Purpose: The solubility of drug is affected by various excipients present in formulation. In case of tablet formulation, the role of binders is very important for solubility of dosage form as well as drug. In this study, an attempt was made to improve the solubility and dissolution rate of a drug by the use of natural excipients. In this study, pear was selected for the extraction and isolation of starch. Then the extracted starch was used as a binder in different concentrations, in famotidine tablets and evaluates them. There are some recent patents on modified starch (WO2011002730A1), directly compressed starch (US6455069B1), pre-compacted starches (US4072535A), which helped in following the study.
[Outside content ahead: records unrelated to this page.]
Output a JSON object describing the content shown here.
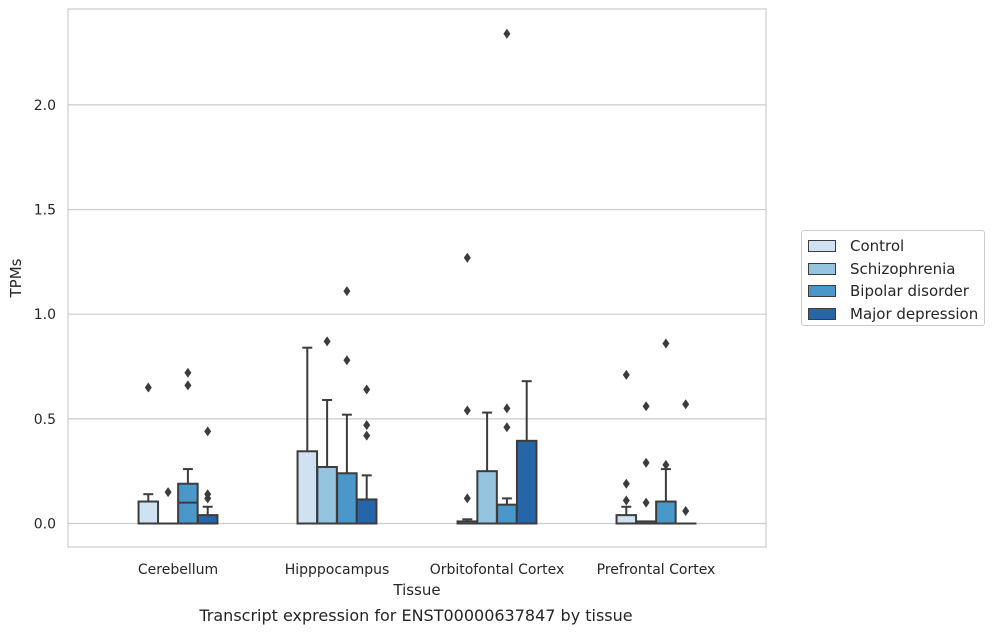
{
  "chart_data": {
    "type": "box",
    "xlabel": "Tissue",
    "ylabel": "TPMs",
    "caption": "Transcript expression for ENST00000637847 by tissue",
    "ylim": [
      -0.11,
      2.46
    ],
    "yticks": [
      "0.0",
      "0.5",
      "1.0",
      "1.5",
      "2.0"
    ],
    "ytick_values": [
      0.0,
      0.5,
      1.0,
      1.5,
      2.0
    ],
    "grid": true,
    "legend_position": "right",
    "categories": [
      "Cerebellum",
      "Hipppocampus",
      "Orbitofontal Cortex",
      "Prefrontal Cortex"
    ],
    "series": [
      {
        "name": "Control",
        "color": "#d0e1f2",
        "boxes": [
          {
            "q1": 0.0,
            "median": 0.0,
            "q3": 0.105,
            "whisker_low": 0.0,
            "whisker_high": 0.14,
            "outliers": [
              0.65
            ]
          },
          {
            "q1": 0.0,
            "median": 0.0,
            "q3": 0.345,
            "whisker_low": 0.0,
            "whisker_high": 0.84,
            "outliers": []
          },
          {
            "q1": 0.0,
            "median": 0.0,
            "q3": 0.01,
            "whisker_low": 0.0,
            "whisker_high": 0.02,
            "outliers": [
              0.12,
              0.54,
              1.27
            ]
          },
          {
            "q1": 0.0,
            "median": 0.0,
            "q3": 0.04,
            "whisker_low": 0.0,
            "whisker_high": 0.08,
            "outliers": [
              0.11,
              0.19,
              0.71
            ]
          }
        ]
      },
      {
        "name": "Schizophrenia",
        "color": "#94c4df",
        "boxes": [
          {
            "q1": 0.0,
            "median": 0.0,
            "q3": 0.0,
            "whisker_low": 0.0,
            "whisker_high": 0.0,
            "outliers": [
              0.15
            ]
          },
          {
            "q1": 0.0,
            "median": 0.0,
            "q3": 0.27,
            "whisker_low": 0.0,
            "whisker_high": 0.59,
            "outliers": [
              0.87
            ]
          },
          {
            "q1": 0.0,
            "median": 0.0,
            "q3": 0.25,
            "whisker_low": 0.0,
            "whisker_high": 0.53,
            "outliers": []
          },
          {
            "q1": 0.0,
            "median": 0.0,
            "q3": 0.01,
            "whisker_low": 0.0,
            "whisker_high": 0.01,
            "outliers": [
              0.1,
              0.29,
              0.56
            ]
          }
        ]
      },
      {
        "name": "Bipolar disorder",
        "color": "#4a98c9",
        "boxes": [
          {
            "q1": 0.0,
            "median": 0.1,
            "q3": 0.19,
            "whisker_low": 0.0,
            "whisker_high": 0.26,
            "outliers": [
              0.66,
              0.72
            ]
          },
          {
            "q1": 0.0,
            "median": 0.0,
            "q3": 0.24,
            "whisker_low": 0.0,
            "whisker_high": 0.52,
            "outliers": [
              0.78,
              1.11
            ]
          },
          {
            "q1": 0.0,
            "median": 0.0,
            "q3": 0.09,
            "whisker_low": 0.0,
            "whisker_high": 0.12,
            "outliers": [
              0.46,
              0.55,
              2.34
            ]
          },
          {
            "q1": 0.0,
            "median": 0.0,
            "q3": 0.105,
            "whisker_low": 0.0,
            "whisker_high": 0.26,
            "outliers": [
              0.28,
              0.86
            ]
          }
        ]
      },
      {
        "name": "Major depression",
        "color": "#2666a8",
        "boxes": [
          {
            "q1": 0.0,
            "median": 0.0,
            "q3": 0.04,
            "whisker_low": 0.0,
            "whisker_high": 0.08,
            "outliers": [
              0.12,
              0.14,
              0.44
            ]
          },
          {
            "q1": 0.0,
            "median": 0.0,
            "q3": 0.115,
            "whisker_low": 0.0,
            "whisker_high": 0.23,
            "outliers": [
              0.42,
              0.47,
              0.64
            ]
          },
          {
            "q1": 0.0,
            "median": 0.0,
            "q3": 0.395,
            "whisker_low": 0.0,
            "whisker_high": 0.68,
            "outliers": []
          },
          {
            "q1": 0.0,
            "median": 0.0,
            "q3": 0.0,
            "whisker_low": 0.0,
            "whisker_high": 0.0,
            "outliers": [
              0.06,
              0.57
            ]
          }
        ]
      }
    ]
  }
}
Methods: The starch was isolated from natural source. Then, the tablets were formulated by wet granulation method by using 2% w/v, 4% w/v, 6% w/v and 8% w/v of pear starch as binding agent. Then formulated famotidine tablets were further evaluated for various parameters i.e. weight variation, hardness, thickness, friability, disintegration time and in-vitro drug release. Results: The hardness and disintegration time of the tablets was found to be increased with increase in starch concentration. Tablets with the highest binder concentration showed maximum hardness (6.5 kg) and disintegration time (10min) and minimum friability (0.48%). After one hour, tablets with 4% w/v starch showed maximum drug release (80.69%). Conclusion: The pear fruit used for the isolation of starch was a natural and a newer source. The obtained starch was safe, natural, economic and easily isolated in laboratory. The results from various evaluations show that pear starch has significant binding characteristics. Hence it can be used as tablet binder in pharmaceutical formulations in future in place of other costly and synthetic starch.